On September 24, 1948, Mildred Gillars—the notorious American citizen known as “Axis Sally,” who had been living in Germany and broadcasting Nazi radio propaganda during World War II—pleads not guilty to eight counts of treason. Her lawyer, James J. Laughlin, tells the judge that he wants to call President Harry S. Truman as a witness, but he doesn’t say why.
When Adolf Hitler invaded Poland on September 1, 1939 and began the war, Gillars, an Ohio native, had been living in Germany for five years, and she chose to remain even after the last Americans departed the Nazi-run country. In 1940, the German state radio network hired Gillars, who started as a disc jockey and became a master propagandist for the Nazis while her lover, Max Otto Koischwitz, protected her. Gillars became the personification of Nazi propaganda to American soldiers, who called her Axis Sally.
Gillars was known for having a soothing voice in her broadcasts but saying cruel and menacing things, like taunting American GIs about whether their wives and girlfriends were cheating on them back at home, and about the horrible deaths the men were likely to meet on the battlefield. She also made hateful comments about President Franklin D. Roosevelt, Jewish people and British Prime Minister Winston Churchill.
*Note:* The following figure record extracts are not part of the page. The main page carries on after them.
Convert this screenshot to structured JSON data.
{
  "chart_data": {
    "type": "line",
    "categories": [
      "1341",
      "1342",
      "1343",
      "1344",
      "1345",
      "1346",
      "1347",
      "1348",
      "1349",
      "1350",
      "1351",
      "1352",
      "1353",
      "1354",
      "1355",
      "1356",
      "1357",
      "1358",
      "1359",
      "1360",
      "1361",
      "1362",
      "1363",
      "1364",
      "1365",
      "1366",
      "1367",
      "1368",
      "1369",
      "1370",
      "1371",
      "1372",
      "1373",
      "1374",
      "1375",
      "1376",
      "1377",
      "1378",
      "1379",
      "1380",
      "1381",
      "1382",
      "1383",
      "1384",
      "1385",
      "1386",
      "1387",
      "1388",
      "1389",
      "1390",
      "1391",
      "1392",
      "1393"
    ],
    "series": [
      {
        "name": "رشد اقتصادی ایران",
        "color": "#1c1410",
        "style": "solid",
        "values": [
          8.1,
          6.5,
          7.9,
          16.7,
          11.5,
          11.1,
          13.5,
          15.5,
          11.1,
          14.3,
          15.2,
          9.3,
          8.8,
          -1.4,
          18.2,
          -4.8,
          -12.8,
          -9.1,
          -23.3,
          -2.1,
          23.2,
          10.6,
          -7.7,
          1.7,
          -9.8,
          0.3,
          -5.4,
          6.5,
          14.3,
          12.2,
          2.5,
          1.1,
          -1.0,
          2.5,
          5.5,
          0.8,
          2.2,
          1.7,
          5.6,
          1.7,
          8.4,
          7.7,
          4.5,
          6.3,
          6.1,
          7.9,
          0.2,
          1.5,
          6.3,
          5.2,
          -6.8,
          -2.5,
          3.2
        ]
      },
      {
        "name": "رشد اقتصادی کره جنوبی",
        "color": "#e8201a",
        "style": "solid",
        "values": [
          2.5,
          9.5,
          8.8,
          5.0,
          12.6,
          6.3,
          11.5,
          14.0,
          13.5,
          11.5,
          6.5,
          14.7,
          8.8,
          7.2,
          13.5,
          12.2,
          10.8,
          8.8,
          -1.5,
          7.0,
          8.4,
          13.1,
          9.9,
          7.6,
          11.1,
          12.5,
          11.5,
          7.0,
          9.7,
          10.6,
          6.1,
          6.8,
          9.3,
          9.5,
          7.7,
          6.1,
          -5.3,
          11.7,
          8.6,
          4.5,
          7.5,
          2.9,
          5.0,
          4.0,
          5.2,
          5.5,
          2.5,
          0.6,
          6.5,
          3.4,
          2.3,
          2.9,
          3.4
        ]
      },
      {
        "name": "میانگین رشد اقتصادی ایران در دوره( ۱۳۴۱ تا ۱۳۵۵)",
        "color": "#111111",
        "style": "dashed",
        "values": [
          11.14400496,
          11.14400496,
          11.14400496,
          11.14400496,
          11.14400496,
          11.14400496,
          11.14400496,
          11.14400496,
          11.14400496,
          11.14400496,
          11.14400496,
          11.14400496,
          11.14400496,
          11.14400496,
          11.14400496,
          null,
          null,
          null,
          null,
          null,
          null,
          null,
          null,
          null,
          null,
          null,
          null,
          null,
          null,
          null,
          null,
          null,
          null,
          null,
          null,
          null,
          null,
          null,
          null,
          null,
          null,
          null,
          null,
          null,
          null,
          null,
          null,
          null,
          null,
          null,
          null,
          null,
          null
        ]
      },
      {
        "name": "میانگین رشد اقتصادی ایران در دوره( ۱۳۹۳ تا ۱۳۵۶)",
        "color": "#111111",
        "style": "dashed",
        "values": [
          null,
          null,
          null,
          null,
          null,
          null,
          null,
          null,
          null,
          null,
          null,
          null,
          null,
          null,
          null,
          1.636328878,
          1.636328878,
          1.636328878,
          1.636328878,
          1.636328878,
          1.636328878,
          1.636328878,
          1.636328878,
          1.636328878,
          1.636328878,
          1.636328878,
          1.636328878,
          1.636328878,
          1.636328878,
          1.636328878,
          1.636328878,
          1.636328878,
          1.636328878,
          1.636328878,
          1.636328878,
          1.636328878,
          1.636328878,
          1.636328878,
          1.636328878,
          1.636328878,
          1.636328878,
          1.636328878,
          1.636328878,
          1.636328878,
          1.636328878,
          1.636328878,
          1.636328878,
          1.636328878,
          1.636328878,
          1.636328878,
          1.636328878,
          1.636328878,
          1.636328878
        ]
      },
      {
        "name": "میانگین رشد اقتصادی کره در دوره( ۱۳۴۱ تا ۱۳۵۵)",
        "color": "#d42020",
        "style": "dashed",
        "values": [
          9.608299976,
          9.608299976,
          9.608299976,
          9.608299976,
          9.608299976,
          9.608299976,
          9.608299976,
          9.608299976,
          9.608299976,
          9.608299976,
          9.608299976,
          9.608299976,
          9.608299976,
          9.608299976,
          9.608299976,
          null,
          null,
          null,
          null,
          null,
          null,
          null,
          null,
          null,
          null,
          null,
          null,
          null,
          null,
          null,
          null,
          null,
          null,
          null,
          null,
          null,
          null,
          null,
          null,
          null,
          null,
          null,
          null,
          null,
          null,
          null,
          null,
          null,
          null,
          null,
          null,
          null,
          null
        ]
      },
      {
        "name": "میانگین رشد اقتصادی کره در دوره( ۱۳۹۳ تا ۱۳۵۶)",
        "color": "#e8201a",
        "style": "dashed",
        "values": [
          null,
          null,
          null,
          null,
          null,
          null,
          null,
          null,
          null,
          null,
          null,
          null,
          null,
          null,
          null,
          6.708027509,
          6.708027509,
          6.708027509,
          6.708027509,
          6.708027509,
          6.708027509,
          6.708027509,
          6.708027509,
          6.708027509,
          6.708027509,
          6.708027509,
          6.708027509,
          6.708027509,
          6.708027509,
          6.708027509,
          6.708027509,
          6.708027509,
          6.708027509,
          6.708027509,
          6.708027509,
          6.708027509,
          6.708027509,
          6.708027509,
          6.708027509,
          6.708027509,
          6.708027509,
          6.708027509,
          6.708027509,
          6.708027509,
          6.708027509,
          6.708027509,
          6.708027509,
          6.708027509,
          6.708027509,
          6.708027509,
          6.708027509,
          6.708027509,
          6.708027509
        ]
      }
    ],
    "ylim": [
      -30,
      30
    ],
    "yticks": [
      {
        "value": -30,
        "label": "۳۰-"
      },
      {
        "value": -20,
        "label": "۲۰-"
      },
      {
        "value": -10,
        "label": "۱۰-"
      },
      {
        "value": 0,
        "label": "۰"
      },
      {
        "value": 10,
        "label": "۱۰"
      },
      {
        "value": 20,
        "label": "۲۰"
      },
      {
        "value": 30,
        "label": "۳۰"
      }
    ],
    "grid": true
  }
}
“A defeat for Germany would mean a defeat for America,” Gillars said in one of her broadcasts. “I say damn Roosevelt and Churchill, and all of their Jews who have made this war possible. I, as an American girl, will stay over here on this side of the fence because it’s the right side. Girls, watch out! Don’t forget the beautiful things we have at home which are now in danger.”
Gillars’ mysterious identity initially was unknown, so many nicknames emerged, including Berlin Babe, Berlin Bitch and Sally, based on a self-description. The nickname Sally morphed into Axis Sally, since Hitler’s Germany, Italy and Japan were called the Axis powers.
After the fall of Berlin and the end of the war, Gillars pretended to be a refugee but was captured by American authorities. At her trial, Gillars stood by everything she did. She insisted she was a paid performer and not a traitor, and that she remained a patriotic American. Yet on March 10, 1949, a jury convicted Gillars on only one of eight counts of treason and sentenced her to 10 to 30 years in prison. In January of 1961, Gillars, who had converted to Catholicism while in prison, was paroled. She went to live at a convent in Columbus, Ohio, and taught music to novice nuns there.
In her later years, Gillars—who died on June 25, 1988 at age 87—tried to redeem her reputation with the help of her lawyer. A 2021 movie called “American Traitor: The Trial of Axis Sally,” starring Meadow Williams as Gillars, recounts her story.